La Ferrari 250 LM a une histoire mouvementée. Elle devait prendre la succession de la 250 GTO mais les instances sportives n’ont pas été sensible au charme d’Enzo Ferrari et la voiture (une 275P avec un toit) a été logiquement considérée comme un prototype. Elle a donc connu une carrière de voiture vendue aux équipes privées et n’a pas couru pour la Scuderia. Au delà de son absolue beauté, la 250 LM a pour fait de gloire d’avoir remporté une victoire surprise en 1965, devant les “vrais” prototypes. Ce fut, jusqu’en 2023, la dernière victoire de Ferrari au Mans. La voiture présentée lors de l’exposition a terminé 6e de cette même édition.

Vous avez ici deux châssis qui cumulent 3 victoires au Mans. La Ford GT40 MkI en livrée Gulf a, comme la 275P, gagné deux années consécutives, en 1968 et 1969. Quant à la GT40 MkIV, elle a gagné en 1967. Si on ajoute la MkII qui était engagée au Mans Classic ce même jour, la victoire de 1966 (celle du film Ford vs Ferrari) était également de la partie. Henry Ford voulait gagner au Mans, les moyens mis à disposition étaient quasiment illimités et le géant américain a eu raison du prestigieux artisan italien. Entre 1966 et 1969, les 24h étaient aux couleurs américaines. Notez que ces deux voitures résident habituellement aux Etats-Unis.

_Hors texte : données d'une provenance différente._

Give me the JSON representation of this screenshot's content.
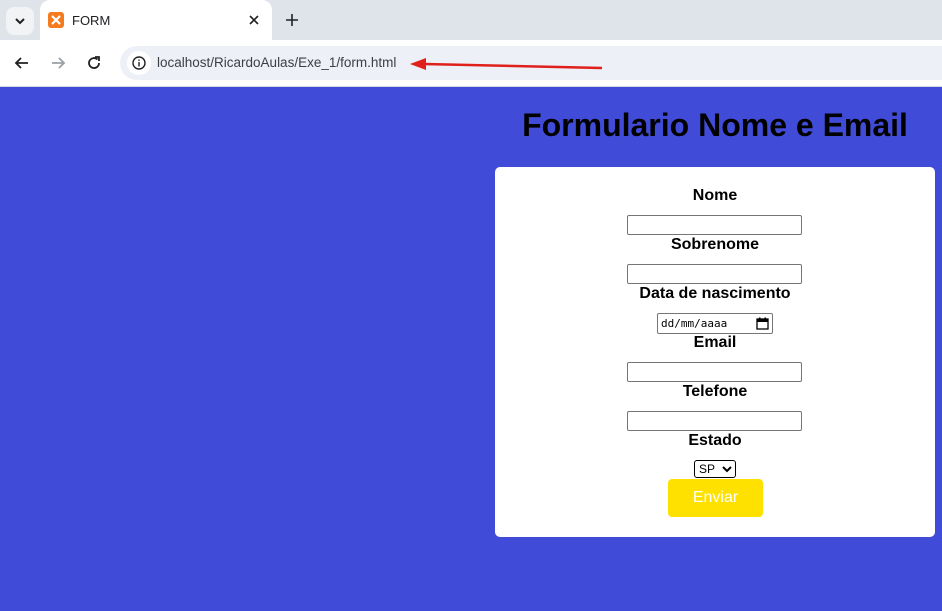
{
  "browser": {
    "tab_title": "FORM",
    "url": "localhost/RicardoAulas/Exe_1/form.html"
  },
  "page": {
    "title": "Formulario Nome e Email",
    "fields": [
      {
        "label": "Nome",
        "value": ""
      },
      {
        "label": "Sobrenome",
        "value": ""
      },
      {
        "label": "Data de nascimento",
        "placeholder": "dd/mm/aaaa"
      },
      {
        "label": "Email",
        "value": ""
      },
      {
        "label": "Telefone",
        "value": ""
      },
      {
        "label": "Estado",
        "selected": "SP"
      }
    ],
    "submit_label": "Enviar"
  },
  "colors": {
    "background": "#404bd8",
    "card": "#ffffff",
    "submit_button": "#ffe100",
    "annotation_arrow": "#e0201b"
  }
}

Nous arrivons en 1970 et la marque qui détient aujourd’hui le record de victoires n’a pas encore gagné. Sous l’impulsion de son bouillant et génial responsable de la compétition (et aussi petit-fils du fondateur) Ferdinand Piëch, les allemands développent une évolution de la 908 équipée d’un énorme flat 12, la 917. D’abord dotée d’un longue queue mais jugée instable et dangereuse par ses pilotes, c’est la version 917K qui verra Porsche triompher en 1970 et 1971. La rouge (1970) est dans une collection privée et son clone court régulièrement en courses historiques, tandis que la blanche (1971) appartient à Porsche. Il s’agit de la dernière 917 assemblée, dotée d’un fragile châssis en magnésium. Les 917 suivantes seront des versions ouvertes, principalement destinées aux courses américaines de Can-Am.

Matra MS670

Depuis Bugatti (1937 et 1939) et Talbot (1950), la France n’a pas brillé sur ses terres. Le changement de réglementation en 1972 ouvre la porte à Matra et à son V12 de 3 litres. Les voitures bleues emportent 3 victoires consécutives avec Pescarolo qui écrit alors sa légende. En 1975, c’est la Mirage GR8 (au fond en livrée Gulf) qui emporte la course privée de grands constructeurs mais pas de grands pilotes puisque c’est le duo Ickx/Bell qui triomphe.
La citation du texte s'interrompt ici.